Configuration	Key Phenomenon	Explanation
VC-WL (1-WL eq.)	Highest fitting error; completely fails to distinguish some instances	Validates Impossibility Theorem
VC-2-WL (2-WL eq.)	Better than VC-WL, but still deviates from optimum	Standard 2-WL is insufficient
VC-2-FWL (2-FWL eq.)	Lowest error, smallest objective gap	Satisfies sufficiency
Cold-start PDHG only	Baseline convergence time	Control group
VC-2-FWL warm-start	Max convergence time reduction ~80%	Expressive power → Practical speedup

Key Findings¶

Expressive power levels strictly align with "fitting quality": the theoretical hierarchy VC-WL \(\sqsubset\) VC-2-WL \(\sqsubset\) VC-2-FWL translates to a strict decrease in prediction error across both synthetic and real benchmarks.
There is a significant leverage effect when converting "GNN error reduction" into "solver iteration reduction"—as long as the prediction falls within the basin of attraction of the optimal solution, the remaining PDHG iterations decrease sharply.
Error pattern analysis shows that VC-WL primarily fails on "highly symmetric families of constraint matrices," which is exactly the classic blind spot of 1-WL's discriminative power, consistent with theoretical predictions.

Highlights & Insights¶

First characterization of SDP-GNN expressive power: The work extends the mature framework of "WL hierarchy as GNN expressive power" from LP/QP to SDP, filling a significant gap in L2O theory. This analysis template can be directly migrated to broader conic programming beyond SOCP.
Elegant "Simulation-based Sufficiency" paradigm: Rather than proving convergence of \(\hat X\) directly, the authors prove the GNN can simulate one step of PDHG. This transforms the "approximation of optimal solution" problem into a "simulation of a discrete dynamical system" problem, which is more tractable.
Typical case of theory-guided architecture: Future researchers aiming to train neural SDP solvers can bypass the failure mode of 1-WL/2-WL architectures and start directly with 2-FWL equivalent designs.
Upper bound on finite threshold: While proving VC-2-FWL is "sufficient" does not mean it is "necessary," the impossibility results imply 1-WL/2-WL are not enough, leaving an interesting gap (3-WL? 3-FWL?) for future exploration.
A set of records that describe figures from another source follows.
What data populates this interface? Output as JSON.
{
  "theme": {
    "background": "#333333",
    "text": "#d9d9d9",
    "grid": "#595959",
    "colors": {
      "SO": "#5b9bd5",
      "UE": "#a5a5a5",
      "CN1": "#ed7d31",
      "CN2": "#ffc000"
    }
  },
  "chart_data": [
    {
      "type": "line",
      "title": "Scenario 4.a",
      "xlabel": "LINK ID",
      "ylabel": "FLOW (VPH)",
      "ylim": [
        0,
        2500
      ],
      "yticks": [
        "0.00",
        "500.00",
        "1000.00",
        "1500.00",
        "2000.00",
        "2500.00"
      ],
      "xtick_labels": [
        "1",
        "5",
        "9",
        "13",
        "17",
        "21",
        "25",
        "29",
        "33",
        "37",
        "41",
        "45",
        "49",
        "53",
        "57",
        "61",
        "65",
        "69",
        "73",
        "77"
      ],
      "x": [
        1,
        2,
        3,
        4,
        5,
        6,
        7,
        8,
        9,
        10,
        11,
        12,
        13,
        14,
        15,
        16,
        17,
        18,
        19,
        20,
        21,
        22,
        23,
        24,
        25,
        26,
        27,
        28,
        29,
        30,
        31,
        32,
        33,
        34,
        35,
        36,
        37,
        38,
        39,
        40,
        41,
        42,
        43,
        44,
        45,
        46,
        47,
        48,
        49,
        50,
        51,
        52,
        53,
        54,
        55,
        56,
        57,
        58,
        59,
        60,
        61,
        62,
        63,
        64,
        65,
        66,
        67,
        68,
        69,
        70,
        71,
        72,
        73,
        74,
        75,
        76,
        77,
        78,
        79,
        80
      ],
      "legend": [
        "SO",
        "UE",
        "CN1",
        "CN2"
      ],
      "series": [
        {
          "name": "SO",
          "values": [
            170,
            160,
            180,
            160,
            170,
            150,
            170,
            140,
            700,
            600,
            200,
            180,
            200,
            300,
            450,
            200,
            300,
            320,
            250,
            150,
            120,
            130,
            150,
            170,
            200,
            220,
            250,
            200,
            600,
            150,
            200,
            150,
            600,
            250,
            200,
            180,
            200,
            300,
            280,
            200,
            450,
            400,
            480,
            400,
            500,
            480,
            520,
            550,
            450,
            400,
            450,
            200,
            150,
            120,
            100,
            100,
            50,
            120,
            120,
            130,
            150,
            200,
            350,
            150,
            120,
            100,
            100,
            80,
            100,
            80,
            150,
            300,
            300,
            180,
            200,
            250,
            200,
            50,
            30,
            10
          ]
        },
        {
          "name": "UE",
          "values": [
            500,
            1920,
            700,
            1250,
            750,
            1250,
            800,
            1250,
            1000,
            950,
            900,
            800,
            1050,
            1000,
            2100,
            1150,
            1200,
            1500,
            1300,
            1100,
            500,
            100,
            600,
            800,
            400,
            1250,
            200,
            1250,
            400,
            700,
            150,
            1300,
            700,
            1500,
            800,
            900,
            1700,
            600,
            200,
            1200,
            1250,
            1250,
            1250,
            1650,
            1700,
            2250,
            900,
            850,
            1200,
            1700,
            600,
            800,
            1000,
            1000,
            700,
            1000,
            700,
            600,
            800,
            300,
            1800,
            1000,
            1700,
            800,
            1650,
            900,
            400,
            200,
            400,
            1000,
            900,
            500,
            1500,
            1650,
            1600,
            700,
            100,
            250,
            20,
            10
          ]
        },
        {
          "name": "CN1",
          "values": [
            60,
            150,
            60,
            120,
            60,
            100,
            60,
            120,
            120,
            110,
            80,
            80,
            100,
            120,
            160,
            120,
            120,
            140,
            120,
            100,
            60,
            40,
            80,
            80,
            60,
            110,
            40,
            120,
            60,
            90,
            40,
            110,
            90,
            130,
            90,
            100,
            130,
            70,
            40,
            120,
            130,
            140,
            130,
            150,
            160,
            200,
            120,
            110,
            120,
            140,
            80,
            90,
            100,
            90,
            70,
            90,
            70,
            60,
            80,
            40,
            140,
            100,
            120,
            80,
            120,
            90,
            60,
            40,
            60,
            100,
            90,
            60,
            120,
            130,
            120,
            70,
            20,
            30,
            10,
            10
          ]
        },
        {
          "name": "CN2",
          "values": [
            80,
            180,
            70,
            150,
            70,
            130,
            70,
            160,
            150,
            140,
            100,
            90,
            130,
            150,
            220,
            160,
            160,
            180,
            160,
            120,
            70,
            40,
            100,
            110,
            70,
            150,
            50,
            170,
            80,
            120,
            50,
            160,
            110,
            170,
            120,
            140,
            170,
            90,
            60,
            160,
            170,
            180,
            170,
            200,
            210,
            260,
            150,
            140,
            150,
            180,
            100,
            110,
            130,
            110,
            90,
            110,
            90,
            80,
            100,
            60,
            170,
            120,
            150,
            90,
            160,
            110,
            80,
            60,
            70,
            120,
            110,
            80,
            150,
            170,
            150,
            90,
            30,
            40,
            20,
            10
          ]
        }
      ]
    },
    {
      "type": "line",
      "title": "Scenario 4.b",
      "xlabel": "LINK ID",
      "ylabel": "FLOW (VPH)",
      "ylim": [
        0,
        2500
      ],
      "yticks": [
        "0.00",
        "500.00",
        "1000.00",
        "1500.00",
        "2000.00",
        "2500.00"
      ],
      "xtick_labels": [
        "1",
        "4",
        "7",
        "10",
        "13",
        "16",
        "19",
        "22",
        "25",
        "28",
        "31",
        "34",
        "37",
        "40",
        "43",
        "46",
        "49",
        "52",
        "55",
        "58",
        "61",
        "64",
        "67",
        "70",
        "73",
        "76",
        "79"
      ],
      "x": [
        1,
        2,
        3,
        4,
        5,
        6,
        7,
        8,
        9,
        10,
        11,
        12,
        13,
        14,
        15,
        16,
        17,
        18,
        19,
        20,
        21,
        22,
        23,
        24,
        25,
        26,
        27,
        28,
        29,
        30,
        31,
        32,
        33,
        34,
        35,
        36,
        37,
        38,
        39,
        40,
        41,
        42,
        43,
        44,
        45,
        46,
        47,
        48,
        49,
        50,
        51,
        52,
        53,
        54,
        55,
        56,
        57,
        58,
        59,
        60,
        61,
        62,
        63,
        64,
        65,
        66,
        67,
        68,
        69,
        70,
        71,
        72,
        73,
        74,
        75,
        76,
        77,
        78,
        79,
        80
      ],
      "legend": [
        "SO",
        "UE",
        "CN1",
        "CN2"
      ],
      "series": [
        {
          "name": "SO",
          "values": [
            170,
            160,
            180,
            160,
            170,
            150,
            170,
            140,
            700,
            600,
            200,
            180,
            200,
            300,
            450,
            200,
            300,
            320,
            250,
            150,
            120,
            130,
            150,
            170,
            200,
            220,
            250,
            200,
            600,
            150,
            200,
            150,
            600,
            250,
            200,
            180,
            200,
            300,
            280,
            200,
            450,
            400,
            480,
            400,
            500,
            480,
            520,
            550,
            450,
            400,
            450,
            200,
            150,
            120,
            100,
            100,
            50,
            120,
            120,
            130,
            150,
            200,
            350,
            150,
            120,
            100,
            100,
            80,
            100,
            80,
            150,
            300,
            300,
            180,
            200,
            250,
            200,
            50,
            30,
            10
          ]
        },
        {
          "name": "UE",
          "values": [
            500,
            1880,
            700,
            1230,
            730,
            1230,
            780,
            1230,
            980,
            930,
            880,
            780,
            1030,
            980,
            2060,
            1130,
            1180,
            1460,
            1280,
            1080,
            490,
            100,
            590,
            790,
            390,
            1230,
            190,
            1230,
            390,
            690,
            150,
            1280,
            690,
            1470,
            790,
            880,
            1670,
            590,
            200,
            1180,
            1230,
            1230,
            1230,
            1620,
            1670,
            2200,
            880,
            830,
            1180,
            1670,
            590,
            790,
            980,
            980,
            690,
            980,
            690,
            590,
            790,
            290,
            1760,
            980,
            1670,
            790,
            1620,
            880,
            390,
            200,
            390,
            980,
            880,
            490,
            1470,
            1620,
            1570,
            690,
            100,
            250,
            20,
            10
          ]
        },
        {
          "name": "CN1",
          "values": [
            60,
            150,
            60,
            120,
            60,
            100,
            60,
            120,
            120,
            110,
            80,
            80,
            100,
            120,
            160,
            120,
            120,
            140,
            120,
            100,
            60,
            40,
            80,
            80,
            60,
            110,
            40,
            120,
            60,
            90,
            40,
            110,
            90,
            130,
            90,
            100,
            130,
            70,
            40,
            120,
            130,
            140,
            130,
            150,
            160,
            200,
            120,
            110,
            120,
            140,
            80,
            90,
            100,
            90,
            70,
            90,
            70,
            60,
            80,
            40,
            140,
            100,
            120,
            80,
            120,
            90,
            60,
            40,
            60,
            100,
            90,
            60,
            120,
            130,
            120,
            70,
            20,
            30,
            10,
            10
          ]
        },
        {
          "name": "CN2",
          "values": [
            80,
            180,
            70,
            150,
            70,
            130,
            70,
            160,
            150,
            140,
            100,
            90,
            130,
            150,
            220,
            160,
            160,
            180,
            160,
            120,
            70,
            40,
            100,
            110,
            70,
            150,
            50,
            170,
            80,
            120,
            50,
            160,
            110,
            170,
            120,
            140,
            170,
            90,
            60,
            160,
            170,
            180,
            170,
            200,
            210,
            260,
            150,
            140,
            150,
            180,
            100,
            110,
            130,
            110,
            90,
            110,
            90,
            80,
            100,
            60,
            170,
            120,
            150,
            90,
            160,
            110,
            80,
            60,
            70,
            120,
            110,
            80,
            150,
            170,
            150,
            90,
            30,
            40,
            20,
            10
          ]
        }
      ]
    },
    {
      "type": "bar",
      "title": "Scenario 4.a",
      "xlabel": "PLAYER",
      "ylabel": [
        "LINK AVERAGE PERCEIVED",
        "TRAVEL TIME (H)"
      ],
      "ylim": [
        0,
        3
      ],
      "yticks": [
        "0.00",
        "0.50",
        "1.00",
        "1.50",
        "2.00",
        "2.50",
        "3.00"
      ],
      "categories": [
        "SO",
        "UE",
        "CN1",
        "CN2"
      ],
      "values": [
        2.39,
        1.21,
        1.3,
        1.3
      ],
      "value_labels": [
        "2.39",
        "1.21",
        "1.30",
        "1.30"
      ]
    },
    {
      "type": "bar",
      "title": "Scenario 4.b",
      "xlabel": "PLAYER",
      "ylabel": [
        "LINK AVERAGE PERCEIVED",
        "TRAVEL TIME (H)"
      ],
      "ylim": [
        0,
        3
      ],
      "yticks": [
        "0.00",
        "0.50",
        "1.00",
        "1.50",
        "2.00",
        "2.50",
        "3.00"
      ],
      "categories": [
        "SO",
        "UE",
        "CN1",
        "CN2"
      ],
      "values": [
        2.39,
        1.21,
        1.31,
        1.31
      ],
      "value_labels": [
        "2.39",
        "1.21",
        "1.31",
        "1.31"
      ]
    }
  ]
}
Limitations & Future Work¶

Experiments focused on synthetic data and medium-scale SDPLIB. In large-scale SDPs (e.g., \(n>10^4\) in combinatorial relaxations), the memory cost of VC-2-FWL (\(O(n^2)\) node pairs) explodes, and scalable implementations are not yet provided.
Sufficiency proofs are restricted to "linear SDPs with a unique minimum-norm optimal solution," leaving non-unique solution sets, degenerate solutions, and semi-infinite SDPs unaddressed.
Warm-start gains are dependent on PDHG as the downstream solver; compatibility with more precise solvers like IPM or ADMM remains to be verified.
Future directions: Sparsification or subgraph sampling to make VC-2-FWL scalable; extending analysis to second-order cone or mixed-integer SDPs; integration with modern low-rank SDP algorithms.

vs. Qian et al. (PDHG-GNN for LP): While they proved 1-WL GNNs are sufficient to simulate PDHG for LP, this work proves SDP requires a shift to 2-FWL, revealing a correspondence between "cone dimension" and "WL hierarchy."
vs. Yau et al. (GNN for low-rank SDP relaxation of Max-CSP): While they analyzed GNNs as approximation algorithms for CSP, this work targets general linear SDPs directly to study whether GNNs can recover the optimal matrix solution.
vs. Chen et al. (GNN for QP / SOCP Expressiveness): This work continues the research line of "WL Hierarchy \(\leftrightarrow\) Convex Optimization Solution Recovery," placing SDP precisely on the expressive power map.

Rating¶

Novelty: ⭐⭐⭐⭐⭐ First to link SDP solution recovery to the WL hierarchy.
Experimental Thoroughness: ⭐⭐⭐⭐ Covered synthetic and SDPLIB, though lacking ultra-large-scale and multi-solver comparisons.
Writing Quality: ⭐⭐⭐⭐ Theory is clear; warm-start engineering details could be more substantial.
Value: ⭐⭐⭐⭐ A landmark for the "Neural Convex Optimization" theoretical community; industrial deployment requires scaling.